Chlorophyll is a molecule containing many atoms which all have different "excitation states" available to emit (reflect) light. Thus, all light is absorbed and many wavelenghts (mainly in the green spectrum) are emitted.
One molecule of chlorophyll is like every other and has the same transition state.
Actually, there oare two types of chlorophyll molecules but that is beside the point. There are many transistion states with those with energies corresponding to the greens emitting while the other frequencies of light are not (at least for the most part) emitted but the absorbed energy (exitation) is converted into molecular re-actions.
The only change would be slight variations in its chemical environent that can casue the energy for the transition to shift slightly higher or lower, hence casuing a broadening of the wavelength window responsible for the observed color.
Again, it is a molecule and has many transition states resulting in many frequencies being emitted (reflected). You are partially correct in that bringing atoms and/or molecules in close proximity results in additional transition states (frequencies).

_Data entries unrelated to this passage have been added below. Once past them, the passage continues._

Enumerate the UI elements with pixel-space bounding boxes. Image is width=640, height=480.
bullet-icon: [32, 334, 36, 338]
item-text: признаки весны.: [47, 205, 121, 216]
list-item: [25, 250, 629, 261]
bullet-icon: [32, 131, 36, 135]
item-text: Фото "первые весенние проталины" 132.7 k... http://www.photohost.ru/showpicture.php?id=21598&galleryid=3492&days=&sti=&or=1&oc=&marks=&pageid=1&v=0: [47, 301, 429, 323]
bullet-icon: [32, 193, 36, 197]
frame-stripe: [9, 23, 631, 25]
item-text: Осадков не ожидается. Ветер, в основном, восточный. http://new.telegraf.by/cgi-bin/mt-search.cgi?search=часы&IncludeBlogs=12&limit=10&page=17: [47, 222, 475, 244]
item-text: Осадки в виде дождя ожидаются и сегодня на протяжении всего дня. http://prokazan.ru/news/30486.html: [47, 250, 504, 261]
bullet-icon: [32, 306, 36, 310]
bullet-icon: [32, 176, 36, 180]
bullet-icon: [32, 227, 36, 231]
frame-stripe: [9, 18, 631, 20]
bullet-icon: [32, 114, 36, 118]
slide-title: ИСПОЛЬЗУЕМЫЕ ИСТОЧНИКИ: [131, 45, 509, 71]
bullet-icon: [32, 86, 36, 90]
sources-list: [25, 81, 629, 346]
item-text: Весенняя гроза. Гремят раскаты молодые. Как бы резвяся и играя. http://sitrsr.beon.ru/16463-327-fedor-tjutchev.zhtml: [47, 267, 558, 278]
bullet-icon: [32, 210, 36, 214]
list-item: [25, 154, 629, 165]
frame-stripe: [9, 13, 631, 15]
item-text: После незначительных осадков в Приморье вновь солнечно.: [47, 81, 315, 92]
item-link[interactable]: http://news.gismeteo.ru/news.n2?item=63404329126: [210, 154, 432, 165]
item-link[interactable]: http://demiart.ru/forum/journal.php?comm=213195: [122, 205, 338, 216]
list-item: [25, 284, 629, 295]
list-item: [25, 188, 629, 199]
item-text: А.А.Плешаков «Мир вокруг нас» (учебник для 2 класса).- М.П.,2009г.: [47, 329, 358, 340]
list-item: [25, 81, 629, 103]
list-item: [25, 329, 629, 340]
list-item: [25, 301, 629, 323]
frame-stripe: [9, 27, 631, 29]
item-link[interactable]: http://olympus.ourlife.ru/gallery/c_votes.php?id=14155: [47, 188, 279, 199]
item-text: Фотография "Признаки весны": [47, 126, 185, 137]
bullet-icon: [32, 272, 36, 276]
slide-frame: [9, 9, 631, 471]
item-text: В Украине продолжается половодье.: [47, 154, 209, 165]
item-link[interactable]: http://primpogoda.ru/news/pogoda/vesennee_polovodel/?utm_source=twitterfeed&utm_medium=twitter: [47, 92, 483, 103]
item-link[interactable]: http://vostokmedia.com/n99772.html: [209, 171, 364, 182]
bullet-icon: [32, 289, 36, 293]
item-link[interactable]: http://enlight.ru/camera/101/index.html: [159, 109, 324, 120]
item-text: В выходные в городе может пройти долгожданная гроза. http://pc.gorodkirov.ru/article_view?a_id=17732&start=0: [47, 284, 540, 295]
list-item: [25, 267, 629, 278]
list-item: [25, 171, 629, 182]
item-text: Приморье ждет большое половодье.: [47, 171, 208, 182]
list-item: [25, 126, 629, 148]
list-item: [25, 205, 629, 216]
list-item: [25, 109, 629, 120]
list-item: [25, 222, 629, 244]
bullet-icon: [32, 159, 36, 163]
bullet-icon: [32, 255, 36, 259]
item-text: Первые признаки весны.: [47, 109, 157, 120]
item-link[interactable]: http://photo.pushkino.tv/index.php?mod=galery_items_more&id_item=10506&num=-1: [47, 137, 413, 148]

Chlorophyll is a poor example because of its complexity and the multiple transitions that occur in the visible. My point was that each of these transitions involves changes between specific quantum states and that a continuum of states does not exist for a specific transition in a molecule. Chlorophyll, as you mentioned, has multiple transitions, but these each have a different, specific origin. Only a few of the atoms in chlorophyll are directly involved in transitions in the visible, and some arise from the conjugated system around the central iron atom. All things being constant, the same molecule will have the same transition energy involved with aborption for a specific transition.
Also, using color is also poor example because of the complexities involved in the biological perception of color. I say this because in vision, the observer is as critical as the source and the object observed. Light observation also involves quantum transitions in the photosensitive chemicals in the photoreceptors of the retina. The same apparent color can be produced by the proper balance of stimulation of the three tristimulus functions of the eye, even though completely different wavelengths of light may be involved. That's an interesting phenomenon in cheap fluorescent lights. They are really a mix of a red and a green emission bands that are balanced in such a way that they look bright white to thenhuman eye.